My friend’s premise was that there was nothing unintentional about it.
Best thing is the first YouTube comment:
lol
Honestly, I find commercials with meaning, however unintended their messages, somewhat refreshing. I don’t see many ads these days, but when I do, my general response is ''WTF was that?" Because they really don’t even seem to make sense these days.
It’s the “made with” that gets me, and probably Donegal Dragon. Burger King chicken fries advertise “made with white meat chicken” but leave out of the ad the starch, water, and whatever else, they toss in there. Not 100% white meat chicken at all.
Along the same lines, one of the buttery spreads- maybe Country Crock?- uses “real ingredients.” No shit, everything in there is real? Doesn’t say anything about real what…

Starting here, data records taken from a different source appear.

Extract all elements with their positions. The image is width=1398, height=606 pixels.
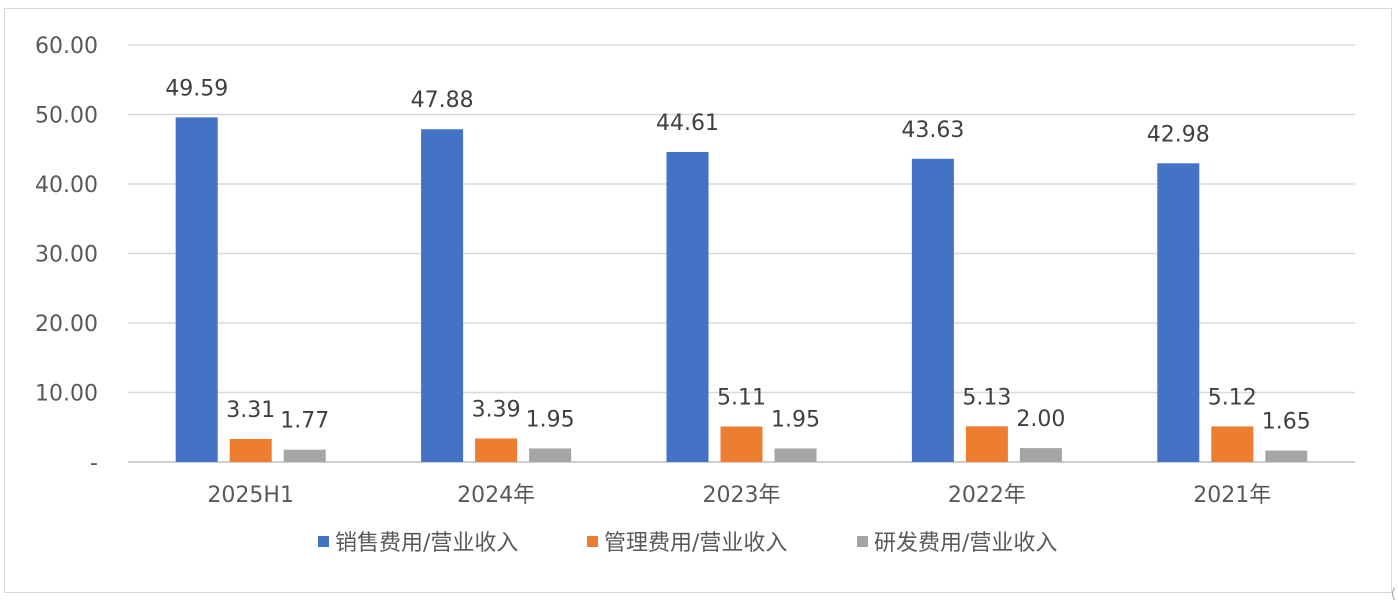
bar [229, 438, 272, 462]
bar [965, 426, 1008, 462]
x-tick-label: 2022年 [948, 483, 1026, 508]
bar [1265, 450, 1308, 462]
legend-label: 管理费用/营业收入 [604, 531, 787, 556]
legend-swatch [587, 536, 598, 547]
bar [720, 426, 763, 462]
x-tick-label: 2025H1 [207, 483, 294, 508]
data-label: 3.31 [226, 398, 275, 423]
bar [1019, 448, 1062, 462]
y-tick-label: 60.00 [35, 34, 98, 59]
x-tick-label: 2021年 [1193, 483, 1271, 508]
bar [421, 129, 464, 462]
y-tick-label: 40.00 [35, 173, 98, 198]
legend-swatch [318, 536, 329, 547]
bar [774, 448, 817, 462]
y-tick-label: 50.00 [35, 104, 98, 129]
legend-label: 研发费用/营业收入 [874, 531, 1057, 556]
data-label: 1.95 [526, 407, 575, 432]
data-label: 42.98 [1147, 122, 1210, 147]
data-label: 1.95 [771, 407, 820, 432]
bar [529, 448, 572, 462]
data-label: 1.65 [1262, 410, 1311, 435]
data-label: 49.59 [165, 76, 228, 101]
bar [283, 449, 326, 462]
corner-mark: ⟨ [1390, 586, 1396, 602]
data-label: 43.63 [901, 118, 964, 143]
data-label: 44.61 [656, 111, 719, 136]
x-tick-label: 2024年 [457, 483, 535, 508]
y-tick-label: 30.00 [35, 243, 98, 268]
y-tick-label: 20.00 [35, 312, 98, 337]
data-label: 5.11 [717, 385, 766, 410]
bar [1211, 426, 1254, 462]
y-tick-label: - [90, 451, 98, 476]
bar [175, 117, 218, 463]
bar [911, 158, 954, 463]
data-label: 2.00 [1016, 407, 1065, 432]
data-label: 47.88 [411, 88, 474, 113]
legend-swatch [857, 536, 868, 547]
data-label: 3.39 [472, 397, 521, 422]
legend-label: 销售费用/营业收入 [335, 531, 518, 556]
y-tick-label: 10.00 [35, 382, 98, 407]
bar [475, 438, 518, 462]
data-label: 5.12 [1208, 385, 1257, 410]
bar [1157, 163, 1200, 462]
data-label: 1.77 [280, 409, 329, 434]
data-label: 5.13 [962, 385, 1011, 410]
bar [666, 151, 709, 462]
x-tick-label: 2023年 [703, 483, 781, 508]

Another one that still makes me wonder what the hell they were thinking:
Cialis decided to make, as their PRIMARY ICONIC IMAGE, a scene of two older adults, out in the country side somewhere, naked (we assume), sitting in side by side bathtubs.
What is it about taking Cialis, that makes it necessary to remain forever in a bathtub, outside where the wind can keep the air fresh, carefully separated from your spouse? Is this some rather gross disagreeable side effect they don’t want us to know ahead of time?
This new AP called “Letgo” has rather nasty ads, too.
They have yet to have had one where the person who actually OWNED the whatever, WANTED TO SELL IT. Someone else always sold it out from under them, without their permission.
Another ad agency noticed this. At least it placed the couple in the same hot tub.
With modern phones, you should be able to use your home wifi for cell calls at home.
I could never buy a Chevy Cruz after one of the ‘real people’ in their ad refers to the car as, essentially, a mulletmobile.